L’ensemble de ces éléments permet de conclure que l’employeur a satisfait à son obligation de reclassement de manière loyale et sérieuse à l’égard de M. A.
En conséquence, le jugement doit être infirmé de ce chef.
La demande indemnitaire pour licenciement sans cause réelle et sérieuse présentée par M. A sera en conséquence rejetée par voie d’infirmation du jugement.
Sur le non respect des critères de licenciement,
M. A ne conteste pas en cause d’appel les dispositions du jugement qui a rejeté sa demande de dommages et intérêts pour non respect des critères d’ordre de licenciement.
Le jugement doit être confirmé sur ce point.
Sur les dommages et intérêts pour préjudice moral,
M A ne rapporte pas la preuve de circonstances de fait particulièrement abusives ou vexatoires dans lesquelles la relation de travail s’est exécutée ou a pris fin. Il ne justifie pas davantage de l’existence d’un préjudice distinct de celui résultant de la perte de son emploi.
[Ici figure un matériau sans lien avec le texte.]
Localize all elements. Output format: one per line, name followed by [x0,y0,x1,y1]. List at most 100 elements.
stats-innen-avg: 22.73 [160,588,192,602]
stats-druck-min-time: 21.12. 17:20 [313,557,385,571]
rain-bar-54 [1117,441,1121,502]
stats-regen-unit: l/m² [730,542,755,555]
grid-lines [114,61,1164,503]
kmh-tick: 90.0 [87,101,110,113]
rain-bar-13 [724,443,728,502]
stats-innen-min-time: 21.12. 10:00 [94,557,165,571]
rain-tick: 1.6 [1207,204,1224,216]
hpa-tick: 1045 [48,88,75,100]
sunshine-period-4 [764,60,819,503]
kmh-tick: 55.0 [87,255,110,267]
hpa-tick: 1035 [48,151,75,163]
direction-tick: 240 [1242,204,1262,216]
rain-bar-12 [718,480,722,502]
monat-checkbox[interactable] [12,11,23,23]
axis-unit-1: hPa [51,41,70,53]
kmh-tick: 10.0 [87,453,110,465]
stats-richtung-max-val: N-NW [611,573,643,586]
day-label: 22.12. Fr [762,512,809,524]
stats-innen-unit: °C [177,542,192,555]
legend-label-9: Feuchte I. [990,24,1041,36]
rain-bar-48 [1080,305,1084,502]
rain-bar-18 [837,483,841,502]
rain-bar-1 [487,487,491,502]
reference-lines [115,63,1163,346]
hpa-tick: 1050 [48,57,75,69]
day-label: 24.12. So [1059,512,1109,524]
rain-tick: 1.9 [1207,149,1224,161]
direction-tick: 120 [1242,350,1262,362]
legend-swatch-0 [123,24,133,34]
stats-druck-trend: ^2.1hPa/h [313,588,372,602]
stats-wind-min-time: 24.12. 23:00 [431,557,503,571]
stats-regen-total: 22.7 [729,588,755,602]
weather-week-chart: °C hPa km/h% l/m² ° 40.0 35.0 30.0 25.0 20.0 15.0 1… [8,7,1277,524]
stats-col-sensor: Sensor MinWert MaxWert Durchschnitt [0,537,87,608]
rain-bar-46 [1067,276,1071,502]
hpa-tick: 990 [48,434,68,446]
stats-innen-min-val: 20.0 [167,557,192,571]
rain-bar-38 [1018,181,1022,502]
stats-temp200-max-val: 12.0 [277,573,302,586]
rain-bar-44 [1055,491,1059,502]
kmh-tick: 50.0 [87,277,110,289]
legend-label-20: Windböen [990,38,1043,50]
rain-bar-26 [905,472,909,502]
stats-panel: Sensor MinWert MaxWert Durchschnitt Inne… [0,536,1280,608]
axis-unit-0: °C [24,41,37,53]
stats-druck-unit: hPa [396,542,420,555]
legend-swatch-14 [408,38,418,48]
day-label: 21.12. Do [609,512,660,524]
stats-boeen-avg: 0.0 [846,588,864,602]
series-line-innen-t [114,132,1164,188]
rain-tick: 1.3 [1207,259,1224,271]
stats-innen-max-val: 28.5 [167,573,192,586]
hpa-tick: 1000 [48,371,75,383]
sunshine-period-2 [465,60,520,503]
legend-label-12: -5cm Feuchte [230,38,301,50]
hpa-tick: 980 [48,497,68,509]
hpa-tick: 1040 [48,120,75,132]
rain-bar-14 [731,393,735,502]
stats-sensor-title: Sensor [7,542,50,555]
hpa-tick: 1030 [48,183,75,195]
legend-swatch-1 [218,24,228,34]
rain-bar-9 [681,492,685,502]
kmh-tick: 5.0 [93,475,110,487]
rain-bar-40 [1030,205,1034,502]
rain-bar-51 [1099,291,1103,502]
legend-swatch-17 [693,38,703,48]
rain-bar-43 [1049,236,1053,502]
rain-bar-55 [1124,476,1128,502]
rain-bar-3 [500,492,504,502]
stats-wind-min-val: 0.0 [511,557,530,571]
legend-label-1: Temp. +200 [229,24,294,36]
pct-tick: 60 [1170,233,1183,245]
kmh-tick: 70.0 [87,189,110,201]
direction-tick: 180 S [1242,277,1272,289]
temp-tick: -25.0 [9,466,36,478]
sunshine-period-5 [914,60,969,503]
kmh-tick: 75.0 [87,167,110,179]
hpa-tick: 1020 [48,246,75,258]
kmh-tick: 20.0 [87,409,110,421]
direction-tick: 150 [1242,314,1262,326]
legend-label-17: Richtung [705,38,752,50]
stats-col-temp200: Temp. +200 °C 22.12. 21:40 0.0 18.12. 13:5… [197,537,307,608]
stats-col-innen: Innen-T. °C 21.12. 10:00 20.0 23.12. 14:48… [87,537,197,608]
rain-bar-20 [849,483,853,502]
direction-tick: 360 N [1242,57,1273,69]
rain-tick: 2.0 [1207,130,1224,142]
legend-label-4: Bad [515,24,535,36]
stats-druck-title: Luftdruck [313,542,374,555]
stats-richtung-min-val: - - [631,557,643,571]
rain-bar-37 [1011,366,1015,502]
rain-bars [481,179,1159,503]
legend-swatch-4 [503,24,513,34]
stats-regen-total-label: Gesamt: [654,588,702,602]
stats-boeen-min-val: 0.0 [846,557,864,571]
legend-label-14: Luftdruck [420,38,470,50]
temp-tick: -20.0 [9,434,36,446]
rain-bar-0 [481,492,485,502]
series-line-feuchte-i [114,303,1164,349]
Il sera en conséquence débouté de sa demande de dommages intérêts pour préjudice moral, par voie de confirmation du jugement.
Sur les autres demandes,
L’équité commande de rejeter la demande de M. A au titre des frais irrépétibles d’appel, le jugement déféré étant infirmé en ses dispositions relatives de l’article 700 du code de procédure civile
M. A sera condamné aux entiers dépens de première instance et d’appel.
PAR CES MOTIFS,
La cour, statuant, publiquement et contradictoirement, en matière sociale et en dernier ressort,
INFIRME le jugement entrepris en ce qu’il a :
— dit que le licenciement de M. A était sans cause réelle et sérieuse pour manquement à son obligation de recherche de reclassement,
— condamné l’Apiha à verser à M. A la somme de 10 000 euros de dommages et intérêts pour licenciement sans cause réelle et sérieuse ainsi que la somme de 1 500 euros au titre de l’article 700 du code de procédure civile,
— condamné l’association aux dépens.
Statuant de nouveau des chefs infirmés et y ajoutant :
DÉBOUTE M. A de l’ensemble de ses demandes,
CONFIRME le surplus des dispositions du jugement.
CONDAMNE M. A aux dépens de première instance et d’appel.